Future Directions: Special Initiatives
In addition to the ideas I will outline next, our Flint and Dearborn campuses will pursue initiatives appropriate to their own agendas, led by Chancellors Juan Mestas and Daniel Little.
I intend to engage the campus community broadly throughout the next year to develop promising ideas, using these guideposts of sustained academic excellence, active engagement, collaborative learning, and accessibility as a framework.
As a first step, I am introducing four presidential initiatives I will ask this campus to pursue immediately. These ideas represent opportunities for our great public university of the world to take on both societal and university challenges that reflect the aspirations I have related today. These are not the only priorities the University will explore, but the president’s office has the opportunity to identify special programs that complement the work happening across campus in the schools and colleges as we sustain our excellence and deepen the Michigan Difference.
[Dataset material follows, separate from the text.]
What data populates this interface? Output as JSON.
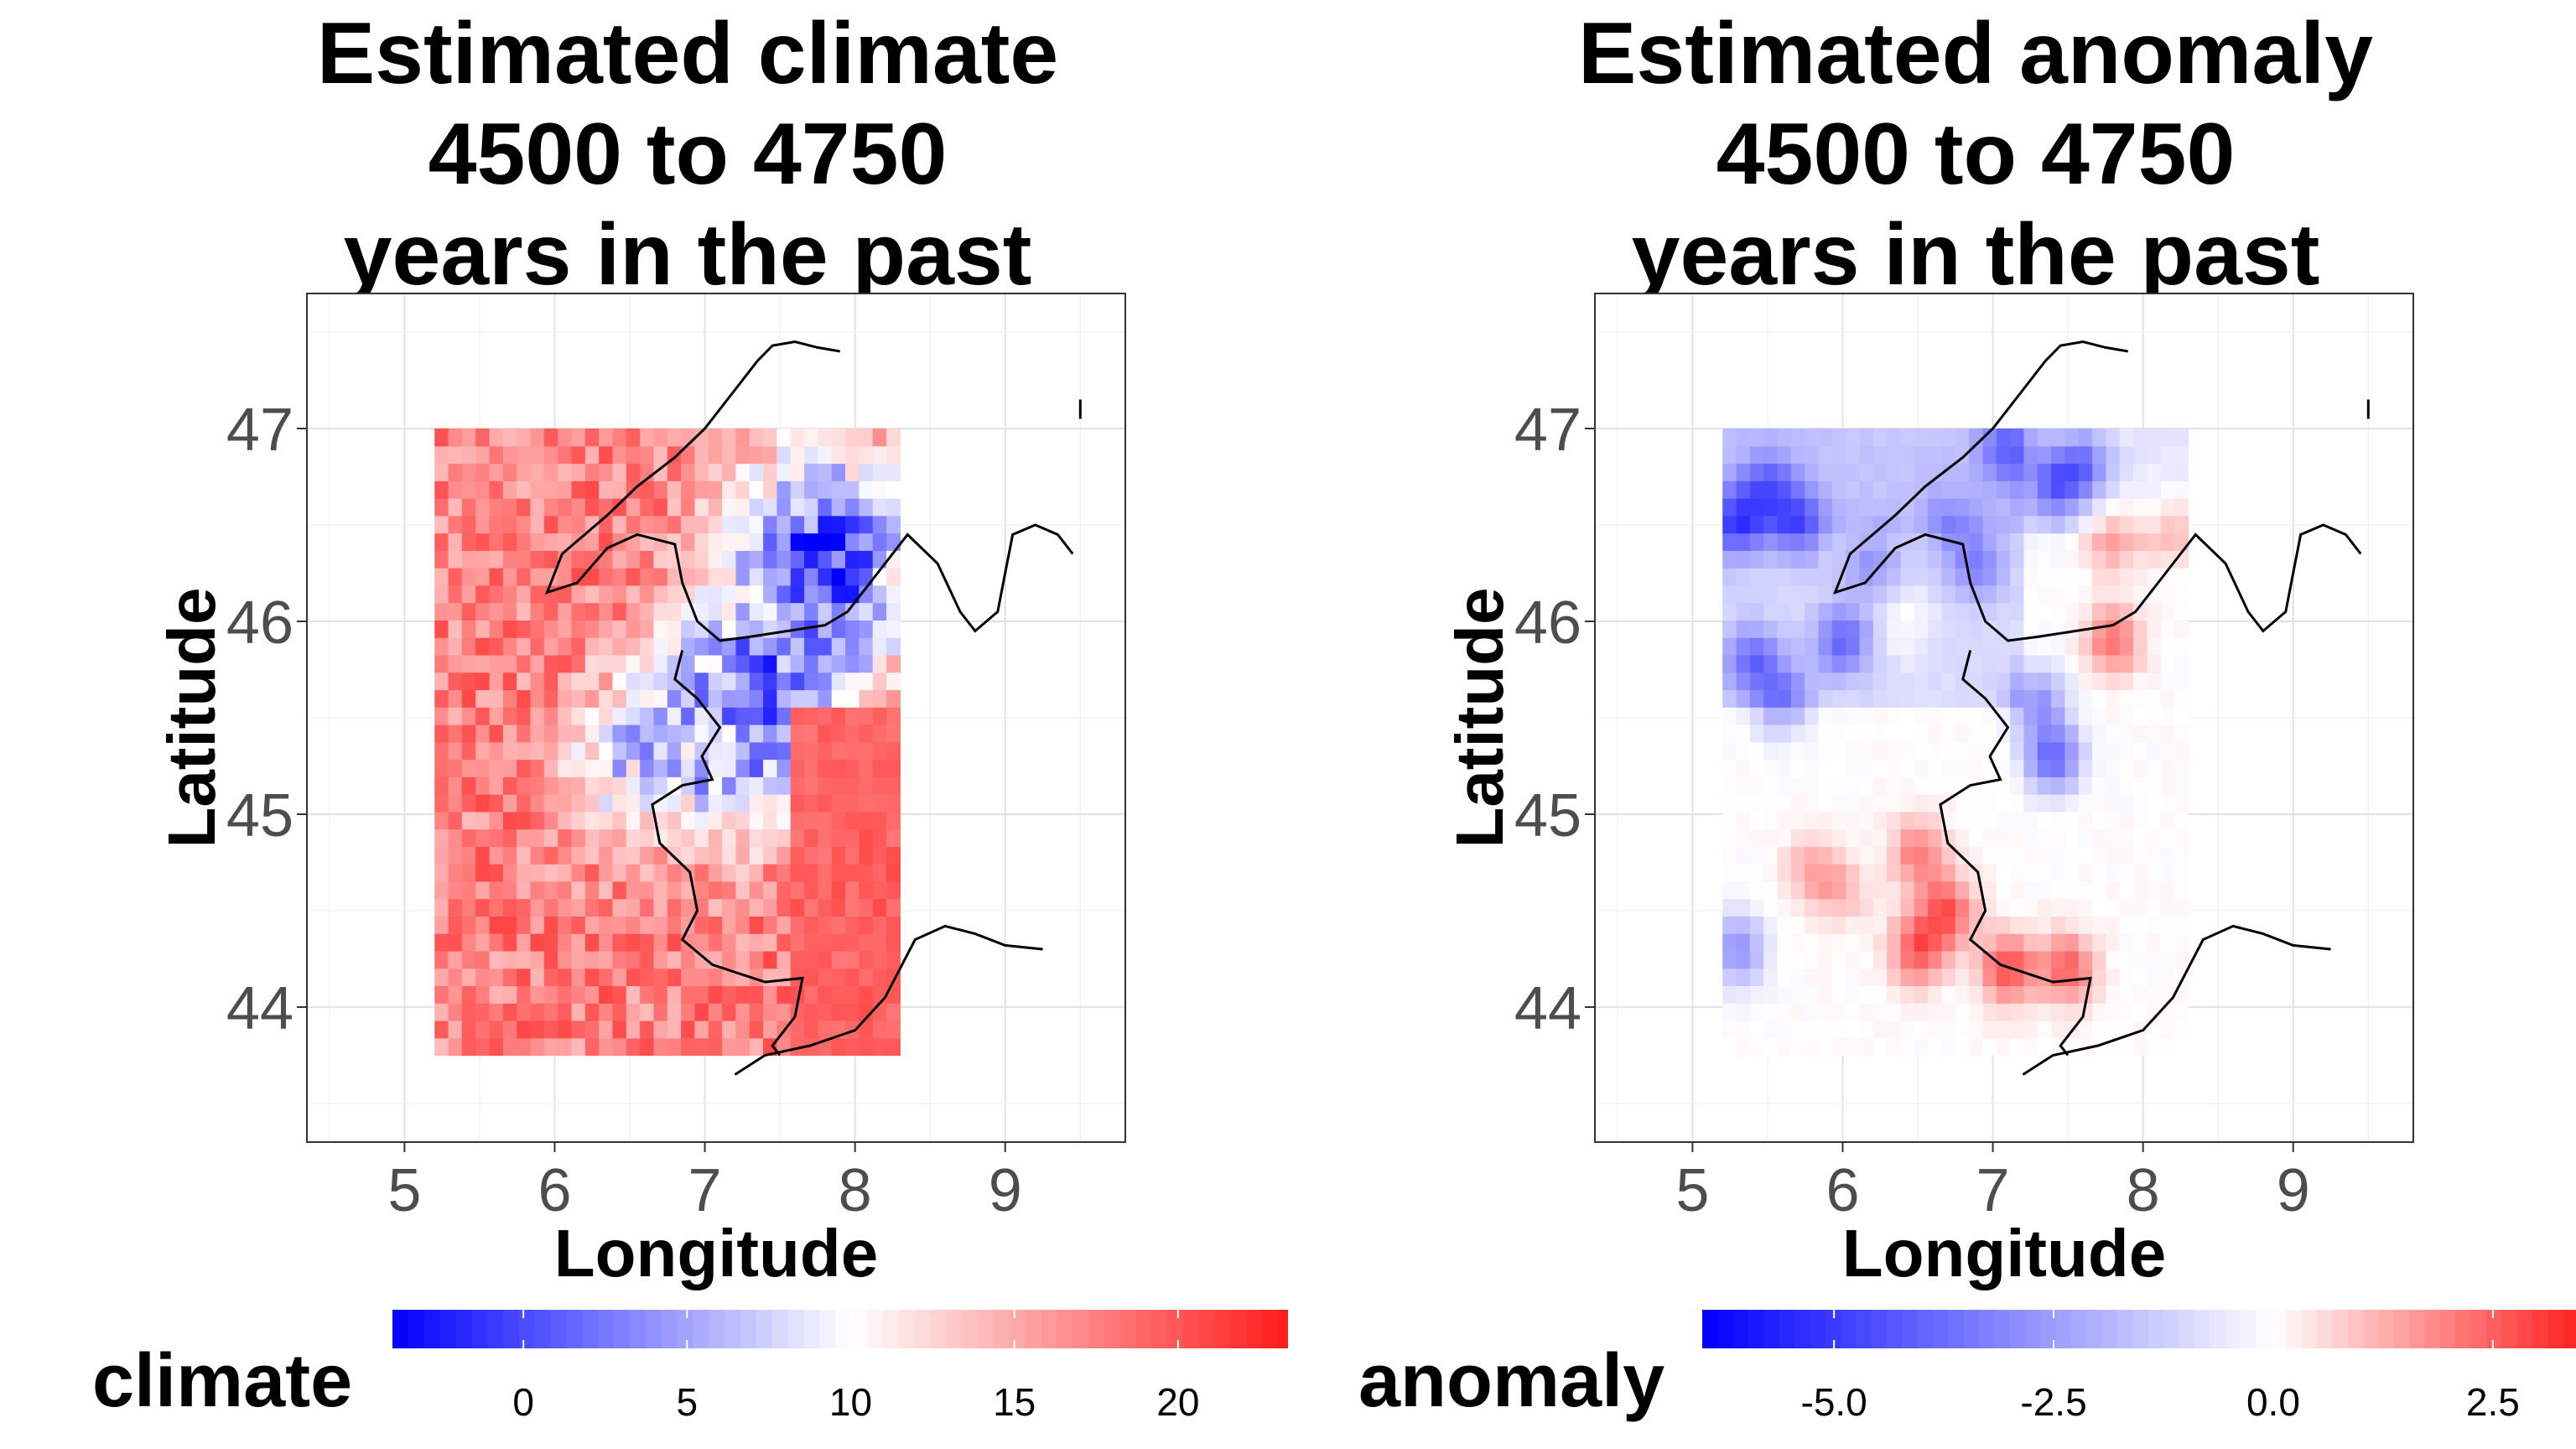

- Support the development of multi-disciplinary paired courses and other team-teaching initiatives across departments and colleges
- Explore the creation of a center for the study of ethical issues in the public domain
- Create a University of Michigan prototype for new approaches to rational and affordable health care
- Renovate, reconnect, and expand residential life on campus
Support the development of multi-disciplinary paired courses and other team-teaching initiatives across departments and colleges
We will expand the effort to bring our interdisciplinary culture to the classroom and to our research enterprise. To foster team-teaching, the Provost’s office will establish funds for sustained team-teaching efforts. Pairing together faculty from divergent disciplines to design courses is an important way to engage our students in the fresh ideas that are emerging from intersections of scholarly fields.
Our students will learn that each discipline is given to specific formulations of issues that provide great insight but that sometimes the deep focus of a discipline does not always offer the broad insight that can emerge when viewed within the context of other fields. Disciplines help us both to see and not to see; interdisciplinary teams help us to see more widely.
The next two initiatives will carry into action our commitment to actively engage our best minds in the significant social issues of the day. So, I will ask our campus to:
Explore the creation of a center for the study of ethical issues in the public domain
In the past few years we have observed an almost cataclysmic decline in ethical behavior in public life, ranging from corporate malfeasance to egregious acts in college sports. I will ask a cross-disciplinary team of faculty members to assess faculty interest and scholarly expertise regarding the examination of ethical issues facing business, public policy-makers, cultural institutions, the sciences, and the media.
I want to know if we can build important and fresh research opportunities, curriculum, and public engagement around issues of ethics in the public domain.
Next, we will take on another major social concern as we:
Create a University of Michigan prototype for new approaches to rational and affordable health care
We enjoy a singular position of having a hospital, health care providers, an insurance company, and health policy experts. With appropriate joint incentives, we have the means to mount a broad, collaborative effort to fashion a prototype program, testing the assumption that it is feasible to promote healthy living, contain health care expenditures, and define optimal insurance coverage for individuals and families.
We can use those intellectual resources to help the nation in addressing the growing crisis in health care. There are few current issues on which the University of Michigan is better positioned to engage public discourse and provide national leadership.
Also, we must:
Renovate, reconnect, and expand residential life on campus
Comprehensive planning is underway to expand and improve the residential experience for students. This is an exciting opportunity to build collaborative and innovative spaces that will employ technology, create better environments for student living, and promote close connection between academic and residential life. We know that the physical environment is a critical element that supports the academic community and its excellence.
We have been engaged with groups of students, faculty, and administrators as we consider our residential life options; preliminary plans will be brought to the board for thorough review and discussion in the fall term. Ongoing student involvement will be very important as these plans unfold.